Citigroup must pay $700 million to customers and another $70 million in federal fines for misleading consumers on credit card add-on products, US regulators announced Tuesday.
The $700 million is intended to compensate nearly nine million account holders who were victims of dishonest marketing by Citigroup and affiliates when they ordered fraud alerts, credit monitoring and other services with their credit cards.
"We continue to uncover illegal credit card add-on practices that are costing unknowing consumers millions of dollars," said Richard Cordray, director of the Consumer Financial Protection Bureau.
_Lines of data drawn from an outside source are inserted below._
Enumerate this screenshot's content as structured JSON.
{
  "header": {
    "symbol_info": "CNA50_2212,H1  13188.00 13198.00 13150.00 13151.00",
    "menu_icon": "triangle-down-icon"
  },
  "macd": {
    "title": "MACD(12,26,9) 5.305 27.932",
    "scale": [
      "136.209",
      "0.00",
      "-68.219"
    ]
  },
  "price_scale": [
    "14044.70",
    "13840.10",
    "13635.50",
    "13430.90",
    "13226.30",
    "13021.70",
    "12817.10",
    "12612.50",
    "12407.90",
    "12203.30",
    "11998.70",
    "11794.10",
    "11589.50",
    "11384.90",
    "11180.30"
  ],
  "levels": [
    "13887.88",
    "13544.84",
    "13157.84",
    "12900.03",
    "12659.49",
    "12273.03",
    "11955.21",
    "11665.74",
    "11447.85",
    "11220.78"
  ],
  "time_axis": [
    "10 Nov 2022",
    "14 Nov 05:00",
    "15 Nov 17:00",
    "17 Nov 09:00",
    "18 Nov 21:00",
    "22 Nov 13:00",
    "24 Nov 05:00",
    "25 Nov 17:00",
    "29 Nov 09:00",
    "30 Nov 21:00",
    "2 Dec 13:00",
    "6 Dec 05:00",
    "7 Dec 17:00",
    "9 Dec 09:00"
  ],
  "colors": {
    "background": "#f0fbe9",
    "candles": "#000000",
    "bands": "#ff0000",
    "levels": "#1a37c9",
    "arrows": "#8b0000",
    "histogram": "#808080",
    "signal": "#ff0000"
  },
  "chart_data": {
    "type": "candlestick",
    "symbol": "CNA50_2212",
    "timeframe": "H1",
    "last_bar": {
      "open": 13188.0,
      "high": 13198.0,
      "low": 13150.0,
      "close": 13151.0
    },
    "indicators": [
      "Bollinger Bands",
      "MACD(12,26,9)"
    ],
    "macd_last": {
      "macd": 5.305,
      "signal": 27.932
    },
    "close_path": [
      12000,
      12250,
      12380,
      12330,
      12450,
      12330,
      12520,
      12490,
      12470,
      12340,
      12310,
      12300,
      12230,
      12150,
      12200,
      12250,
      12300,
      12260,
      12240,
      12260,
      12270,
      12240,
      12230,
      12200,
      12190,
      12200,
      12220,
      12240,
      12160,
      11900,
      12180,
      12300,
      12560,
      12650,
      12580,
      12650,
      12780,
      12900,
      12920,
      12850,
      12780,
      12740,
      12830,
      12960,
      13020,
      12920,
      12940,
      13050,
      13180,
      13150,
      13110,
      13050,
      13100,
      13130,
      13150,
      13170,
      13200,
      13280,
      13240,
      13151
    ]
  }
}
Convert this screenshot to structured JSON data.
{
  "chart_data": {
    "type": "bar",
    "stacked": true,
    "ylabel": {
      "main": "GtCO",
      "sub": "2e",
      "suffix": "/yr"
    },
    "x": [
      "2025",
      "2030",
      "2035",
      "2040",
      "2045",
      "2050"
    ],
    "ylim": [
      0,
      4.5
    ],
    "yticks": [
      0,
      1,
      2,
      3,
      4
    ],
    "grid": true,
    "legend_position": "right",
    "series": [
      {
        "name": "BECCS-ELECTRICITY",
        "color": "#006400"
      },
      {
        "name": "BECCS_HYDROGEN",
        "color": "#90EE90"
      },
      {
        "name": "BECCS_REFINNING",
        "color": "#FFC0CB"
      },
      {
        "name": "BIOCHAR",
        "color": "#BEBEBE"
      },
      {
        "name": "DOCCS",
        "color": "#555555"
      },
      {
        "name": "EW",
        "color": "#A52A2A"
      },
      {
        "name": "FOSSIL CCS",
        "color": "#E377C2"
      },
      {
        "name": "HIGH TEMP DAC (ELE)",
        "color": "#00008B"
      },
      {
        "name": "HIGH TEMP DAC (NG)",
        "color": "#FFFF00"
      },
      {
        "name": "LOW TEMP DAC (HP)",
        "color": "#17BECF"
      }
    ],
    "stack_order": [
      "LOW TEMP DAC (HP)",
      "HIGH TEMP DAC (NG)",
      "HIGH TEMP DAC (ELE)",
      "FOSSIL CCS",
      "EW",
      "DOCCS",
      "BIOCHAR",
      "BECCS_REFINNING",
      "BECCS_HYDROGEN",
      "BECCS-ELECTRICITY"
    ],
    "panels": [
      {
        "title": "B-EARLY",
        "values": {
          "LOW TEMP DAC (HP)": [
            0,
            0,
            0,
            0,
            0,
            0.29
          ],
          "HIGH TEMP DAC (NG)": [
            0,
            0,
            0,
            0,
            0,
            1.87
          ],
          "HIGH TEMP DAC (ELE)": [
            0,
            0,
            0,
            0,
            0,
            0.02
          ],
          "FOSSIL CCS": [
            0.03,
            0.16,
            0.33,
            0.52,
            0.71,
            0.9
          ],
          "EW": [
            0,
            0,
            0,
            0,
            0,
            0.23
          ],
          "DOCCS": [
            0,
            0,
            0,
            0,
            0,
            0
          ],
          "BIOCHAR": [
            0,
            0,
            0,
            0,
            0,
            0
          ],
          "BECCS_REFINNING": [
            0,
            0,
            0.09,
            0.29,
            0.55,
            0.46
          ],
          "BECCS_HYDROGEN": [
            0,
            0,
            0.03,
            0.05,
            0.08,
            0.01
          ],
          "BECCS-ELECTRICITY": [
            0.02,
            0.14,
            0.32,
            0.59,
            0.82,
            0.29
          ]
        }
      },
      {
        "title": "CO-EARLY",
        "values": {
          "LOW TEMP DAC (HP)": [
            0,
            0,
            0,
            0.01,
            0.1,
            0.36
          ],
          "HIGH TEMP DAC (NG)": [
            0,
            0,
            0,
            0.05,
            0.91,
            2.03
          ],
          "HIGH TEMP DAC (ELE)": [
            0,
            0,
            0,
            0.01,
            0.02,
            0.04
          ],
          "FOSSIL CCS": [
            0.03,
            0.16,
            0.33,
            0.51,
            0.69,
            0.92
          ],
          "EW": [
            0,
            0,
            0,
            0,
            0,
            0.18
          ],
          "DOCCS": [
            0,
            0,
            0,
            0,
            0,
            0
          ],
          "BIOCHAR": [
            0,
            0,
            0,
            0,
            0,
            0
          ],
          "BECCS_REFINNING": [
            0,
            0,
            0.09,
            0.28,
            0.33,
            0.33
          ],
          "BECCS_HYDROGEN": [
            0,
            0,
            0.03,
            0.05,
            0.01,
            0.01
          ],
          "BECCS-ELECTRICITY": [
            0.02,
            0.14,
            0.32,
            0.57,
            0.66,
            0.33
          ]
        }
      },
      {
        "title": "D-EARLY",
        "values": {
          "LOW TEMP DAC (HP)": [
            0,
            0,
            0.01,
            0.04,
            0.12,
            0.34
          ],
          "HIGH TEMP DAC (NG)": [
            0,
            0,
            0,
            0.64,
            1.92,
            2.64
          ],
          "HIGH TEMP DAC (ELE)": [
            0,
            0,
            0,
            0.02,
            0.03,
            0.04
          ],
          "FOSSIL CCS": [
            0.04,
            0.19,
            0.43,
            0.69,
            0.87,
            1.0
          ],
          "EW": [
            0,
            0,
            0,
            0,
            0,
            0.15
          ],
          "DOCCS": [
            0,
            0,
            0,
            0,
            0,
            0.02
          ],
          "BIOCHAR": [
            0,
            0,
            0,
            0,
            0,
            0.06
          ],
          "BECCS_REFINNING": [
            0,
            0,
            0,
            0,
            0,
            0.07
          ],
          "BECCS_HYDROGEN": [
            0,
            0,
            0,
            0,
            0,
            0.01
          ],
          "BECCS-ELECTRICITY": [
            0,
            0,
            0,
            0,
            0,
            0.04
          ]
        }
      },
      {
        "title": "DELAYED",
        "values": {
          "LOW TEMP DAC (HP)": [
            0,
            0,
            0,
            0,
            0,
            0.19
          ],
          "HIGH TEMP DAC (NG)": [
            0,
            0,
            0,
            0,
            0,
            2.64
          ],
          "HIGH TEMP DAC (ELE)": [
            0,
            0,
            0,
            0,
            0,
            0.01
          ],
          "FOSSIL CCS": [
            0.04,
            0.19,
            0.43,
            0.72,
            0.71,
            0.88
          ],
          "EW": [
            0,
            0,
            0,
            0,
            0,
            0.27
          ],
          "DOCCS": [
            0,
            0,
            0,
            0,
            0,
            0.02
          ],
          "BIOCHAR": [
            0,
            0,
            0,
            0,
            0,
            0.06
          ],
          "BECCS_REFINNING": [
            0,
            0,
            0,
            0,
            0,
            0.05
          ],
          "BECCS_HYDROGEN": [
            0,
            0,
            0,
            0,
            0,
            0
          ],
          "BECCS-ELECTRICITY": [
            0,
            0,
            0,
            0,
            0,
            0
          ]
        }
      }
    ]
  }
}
"In our four years, this is the tenth action we've taken against companies in this space for deceiving consumers. We will remain on the lookout for similar conduct and will address it as we find it."
In some cases, telemarketers took orders for add-on products without informing the consumer of the cost, or by promising "free" 30-day trials that were actually billed, the CFPB said.
In other instances, Citigroup charged consumers for benefits they did not receive, or misrepresented the nature of fees.
In addition to the compensation for consumers, the fourth-largest US bank by assets must pay $35 million each in fines to the CFPB and the Office of the Comptroller of the Currency.
The Citigroup penalties follow fines imposed by the CFPB on JPMorgan Chase, Bank of America and others for illegal practices in credit card add-on programs.